I served on a session with two godly elders for whom I was and am very grateful. We had a great degree of harmony among us, and when we disagreed about some things, God was kind to enable us to figure out a solution. On a number of occasions we faced very difficult circumstances. As we thought about the different options and ways we might tackle an issue, one of my elders always offered very simple but nevertheless profound advice. He would remind us, “No matter how difficult it might be, we need to do the right thing.”

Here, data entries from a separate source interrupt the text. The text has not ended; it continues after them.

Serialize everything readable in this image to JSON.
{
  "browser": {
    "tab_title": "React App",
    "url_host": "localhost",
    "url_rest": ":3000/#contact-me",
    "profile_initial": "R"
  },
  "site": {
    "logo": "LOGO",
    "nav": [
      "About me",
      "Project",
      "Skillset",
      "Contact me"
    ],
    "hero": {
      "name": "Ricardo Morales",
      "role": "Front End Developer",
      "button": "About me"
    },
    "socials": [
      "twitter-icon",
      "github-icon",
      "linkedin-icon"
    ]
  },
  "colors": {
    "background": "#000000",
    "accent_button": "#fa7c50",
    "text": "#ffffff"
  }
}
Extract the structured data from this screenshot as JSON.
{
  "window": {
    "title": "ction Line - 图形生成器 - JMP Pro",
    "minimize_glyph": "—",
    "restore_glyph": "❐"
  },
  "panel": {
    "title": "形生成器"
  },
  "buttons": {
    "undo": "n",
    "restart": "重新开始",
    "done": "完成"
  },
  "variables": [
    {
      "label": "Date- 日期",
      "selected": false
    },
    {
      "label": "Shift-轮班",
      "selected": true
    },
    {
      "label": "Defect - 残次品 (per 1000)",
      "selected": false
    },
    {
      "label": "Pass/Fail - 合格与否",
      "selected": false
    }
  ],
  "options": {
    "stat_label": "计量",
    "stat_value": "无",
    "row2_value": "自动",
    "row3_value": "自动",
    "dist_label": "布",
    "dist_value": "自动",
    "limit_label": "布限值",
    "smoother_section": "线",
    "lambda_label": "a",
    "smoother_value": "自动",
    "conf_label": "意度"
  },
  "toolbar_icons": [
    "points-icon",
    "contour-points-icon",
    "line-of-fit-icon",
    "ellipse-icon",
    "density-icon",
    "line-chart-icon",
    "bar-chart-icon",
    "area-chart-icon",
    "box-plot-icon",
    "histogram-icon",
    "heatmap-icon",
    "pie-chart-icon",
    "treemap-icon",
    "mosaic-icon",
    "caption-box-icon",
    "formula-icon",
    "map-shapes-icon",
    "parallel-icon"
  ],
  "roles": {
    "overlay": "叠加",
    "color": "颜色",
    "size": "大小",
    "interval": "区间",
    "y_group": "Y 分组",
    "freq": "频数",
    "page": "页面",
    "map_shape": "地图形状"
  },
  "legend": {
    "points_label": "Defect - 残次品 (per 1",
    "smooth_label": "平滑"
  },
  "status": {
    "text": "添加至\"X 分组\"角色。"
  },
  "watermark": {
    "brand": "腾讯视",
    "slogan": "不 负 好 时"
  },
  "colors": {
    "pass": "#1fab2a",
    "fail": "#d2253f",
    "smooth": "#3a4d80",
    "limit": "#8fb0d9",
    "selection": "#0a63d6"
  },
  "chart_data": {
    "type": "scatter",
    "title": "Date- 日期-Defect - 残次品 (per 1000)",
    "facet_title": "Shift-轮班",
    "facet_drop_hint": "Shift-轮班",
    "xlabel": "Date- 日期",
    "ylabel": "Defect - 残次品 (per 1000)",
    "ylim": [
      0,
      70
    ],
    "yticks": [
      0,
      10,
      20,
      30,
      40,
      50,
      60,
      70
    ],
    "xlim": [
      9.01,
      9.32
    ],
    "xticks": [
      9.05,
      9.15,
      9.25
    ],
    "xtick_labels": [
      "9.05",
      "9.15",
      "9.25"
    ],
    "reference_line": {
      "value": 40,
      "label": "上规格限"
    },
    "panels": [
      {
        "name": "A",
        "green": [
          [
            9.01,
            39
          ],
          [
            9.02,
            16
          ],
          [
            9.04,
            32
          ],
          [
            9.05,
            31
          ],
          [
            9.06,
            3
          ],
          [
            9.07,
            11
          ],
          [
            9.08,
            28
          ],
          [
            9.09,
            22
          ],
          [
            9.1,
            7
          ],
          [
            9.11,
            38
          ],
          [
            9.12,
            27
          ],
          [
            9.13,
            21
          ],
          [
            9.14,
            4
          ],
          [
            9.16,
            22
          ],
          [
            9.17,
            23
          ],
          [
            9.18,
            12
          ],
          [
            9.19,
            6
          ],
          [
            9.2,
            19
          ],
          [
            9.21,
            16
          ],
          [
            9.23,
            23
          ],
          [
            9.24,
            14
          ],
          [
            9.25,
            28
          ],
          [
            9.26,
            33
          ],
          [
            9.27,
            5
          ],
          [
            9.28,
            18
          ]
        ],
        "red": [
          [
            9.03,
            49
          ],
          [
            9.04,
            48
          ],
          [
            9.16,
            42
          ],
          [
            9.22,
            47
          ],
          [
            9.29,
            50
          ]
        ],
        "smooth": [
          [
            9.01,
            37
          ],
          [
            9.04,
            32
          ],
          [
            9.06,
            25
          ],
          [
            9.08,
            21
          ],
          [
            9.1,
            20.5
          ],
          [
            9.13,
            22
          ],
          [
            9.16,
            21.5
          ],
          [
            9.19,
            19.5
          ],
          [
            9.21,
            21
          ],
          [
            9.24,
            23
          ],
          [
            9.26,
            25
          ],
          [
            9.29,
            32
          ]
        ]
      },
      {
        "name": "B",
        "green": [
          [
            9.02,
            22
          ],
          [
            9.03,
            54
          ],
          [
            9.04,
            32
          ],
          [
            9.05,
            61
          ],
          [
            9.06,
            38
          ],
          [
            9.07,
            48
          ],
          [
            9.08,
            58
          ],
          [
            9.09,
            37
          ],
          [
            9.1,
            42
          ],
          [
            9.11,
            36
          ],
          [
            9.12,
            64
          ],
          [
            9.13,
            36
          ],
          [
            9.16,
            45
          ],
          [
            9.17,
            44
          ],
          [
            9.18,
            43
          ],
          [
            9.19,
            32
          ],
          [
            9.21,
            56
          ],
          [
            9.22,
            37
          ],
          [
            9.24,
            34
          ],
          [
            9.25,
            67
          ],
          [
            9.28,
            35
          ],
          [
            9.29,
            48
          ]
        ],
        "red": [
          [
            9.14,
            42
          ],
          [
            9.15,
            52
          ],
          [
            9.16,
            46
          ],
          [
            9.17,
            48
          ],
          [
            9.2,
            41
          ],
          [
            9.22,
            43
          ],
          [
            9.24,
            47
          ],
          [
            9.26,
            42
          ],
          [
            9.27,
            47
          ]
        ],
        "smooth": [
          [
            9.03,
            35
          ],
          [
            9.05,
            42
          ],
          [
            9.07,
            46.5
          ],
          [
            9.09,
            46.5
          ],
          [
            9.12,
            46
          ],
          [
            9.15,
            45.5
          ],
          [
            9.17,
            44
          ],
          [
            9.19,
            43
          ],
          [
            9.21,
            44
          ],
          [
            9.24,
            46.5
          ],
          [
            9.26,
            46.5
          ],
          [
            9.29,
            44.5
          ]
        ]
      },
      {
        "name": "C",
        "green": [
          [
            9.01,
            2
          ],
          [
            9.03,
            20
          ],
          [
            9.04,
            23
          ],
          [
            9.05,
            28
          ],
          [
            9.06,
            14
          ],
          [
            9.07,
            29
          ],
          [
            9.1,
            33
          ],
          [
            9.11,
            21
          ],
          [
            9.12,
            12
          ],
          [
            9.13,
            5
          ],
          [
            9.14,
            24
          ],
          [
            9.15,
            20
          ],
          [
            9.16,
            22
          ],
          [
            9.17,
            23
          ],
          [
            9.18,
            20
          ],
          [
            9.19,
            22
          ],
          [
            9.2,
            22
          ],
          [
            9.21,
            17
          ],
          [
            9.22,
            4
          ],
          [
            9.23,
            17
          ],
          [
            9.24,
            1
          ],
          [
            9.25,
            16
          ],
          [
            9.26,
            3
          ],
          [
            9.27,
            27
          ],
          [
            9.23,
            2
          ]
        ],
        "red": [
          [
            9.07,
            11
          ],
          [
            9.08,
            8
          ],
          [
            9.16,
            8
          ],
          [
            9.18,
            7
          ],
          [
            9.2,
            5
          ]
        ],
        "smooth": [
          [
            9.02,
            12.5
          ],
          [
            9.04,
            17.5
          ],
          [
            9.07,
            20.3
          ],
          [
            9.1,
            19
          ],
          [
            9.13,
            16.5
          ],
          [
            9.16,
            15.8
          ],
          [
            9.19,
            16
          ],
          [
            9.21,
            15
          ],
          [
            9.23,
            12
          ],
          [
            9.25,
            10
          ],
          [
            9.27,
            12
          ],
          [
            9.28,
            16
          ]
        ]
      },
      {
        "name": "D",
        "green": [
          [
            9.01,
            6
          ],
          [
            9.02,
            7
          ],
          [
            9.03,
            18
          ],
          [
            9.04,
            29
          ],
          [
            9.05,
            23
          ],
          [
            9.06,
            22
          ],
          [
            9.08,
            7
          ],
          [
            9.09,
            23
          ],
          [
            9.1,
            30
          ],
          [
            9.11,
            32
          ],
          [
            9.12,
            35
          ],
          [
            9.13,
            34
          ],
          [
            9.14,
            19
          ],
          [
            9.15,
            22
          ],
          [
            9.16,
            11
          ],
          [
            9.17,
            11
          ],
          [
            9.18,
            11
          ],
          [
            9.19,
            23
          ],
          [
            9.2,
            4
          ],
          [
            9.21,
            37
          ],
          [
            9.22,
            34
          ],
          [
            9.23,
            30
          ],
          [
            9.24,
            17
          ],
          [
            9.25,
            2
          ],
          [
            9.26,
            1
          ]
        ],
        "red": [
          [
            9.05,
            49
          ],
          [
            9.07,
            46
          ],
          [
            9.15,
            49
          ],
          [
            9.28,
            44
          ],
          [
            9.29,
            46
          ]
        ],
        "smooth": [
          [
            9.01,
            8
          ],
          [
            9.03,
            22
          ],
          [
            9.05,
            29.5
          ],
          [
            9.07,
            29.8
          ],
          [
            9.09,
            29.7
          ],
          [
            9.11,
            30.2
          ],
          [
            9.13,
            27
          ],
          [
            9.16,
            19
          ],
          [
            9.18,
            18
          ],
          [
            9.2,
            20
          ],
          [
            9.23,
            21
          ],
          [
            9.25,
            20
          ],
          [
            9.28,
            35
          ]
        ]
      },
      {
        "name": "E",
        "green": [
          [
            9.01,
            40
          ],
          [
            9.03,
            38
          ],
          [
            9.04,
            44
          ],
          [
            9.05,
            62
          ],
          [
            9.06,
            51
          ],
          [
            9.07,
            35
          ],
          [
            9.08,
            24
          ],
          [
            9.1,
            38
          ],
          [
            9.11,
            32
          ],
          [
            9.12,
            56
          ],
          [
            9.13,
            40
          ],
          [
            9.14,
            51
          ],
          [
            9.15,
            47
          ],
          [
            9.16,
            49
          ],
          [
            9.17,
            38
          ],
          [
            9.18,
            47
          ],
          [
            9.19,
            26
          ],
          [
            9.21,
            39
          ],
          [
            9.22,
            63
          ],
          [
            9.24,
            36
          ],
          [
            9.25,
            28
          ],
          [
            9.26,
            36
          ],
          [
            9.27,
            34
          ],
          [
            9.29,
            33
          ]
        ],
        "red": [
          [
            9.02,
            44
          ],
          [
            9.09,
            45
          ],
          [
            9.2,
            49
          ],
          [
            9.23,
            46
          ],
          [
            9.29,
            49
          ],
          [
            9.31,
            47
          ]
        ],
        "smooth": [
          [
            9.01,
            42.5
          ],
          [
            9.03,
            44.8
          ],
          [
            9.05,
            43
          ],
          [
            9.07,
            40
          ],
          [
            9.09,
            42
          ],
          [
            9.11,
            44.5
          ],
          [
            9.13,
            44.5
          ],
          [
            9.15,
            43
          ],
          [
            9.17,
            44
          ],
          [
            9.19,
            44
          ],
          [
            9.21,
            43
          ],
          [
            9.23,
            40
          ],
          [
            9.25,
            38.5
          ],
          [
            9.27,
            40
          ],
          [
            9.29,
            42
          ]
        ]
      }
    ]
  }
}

For example, we had a situation where someone all of a sudden stopped coming to church. This person didn’t respond to e-mails and it was quite difficult to get in touch with him or her by phone. When I finally talked with the person to determine what was going on, I uncovered a number of questionable moral issues. Our session faced several tough decisions. Do we place the person under discipline? Do we simply let them go? (The person indicated that he or she no longer wanted to attend church.) How long to we let this situation go on? Long story short, my elder piped up with his simple counsel: “The situation is difficult but it looks like church discipline is what we have to do. It may be the tough thing, but it’s the right thing. So let’s do the right thing, and let’s pray that God will bless this course of action.” This wasn’t the only time that he said something like this, and I was grateful for it.
In the pastorate you will undoubtedly face many challenging circumstances and decisions—choices that will cause you great grief, stress, and anxiety. But if there is a clear but nevertheless difficult path, do the right thing. At the time, you may regret it, but looking back many years later, you will be thankful that you didn’t shirk your responsibility or take the easy way out.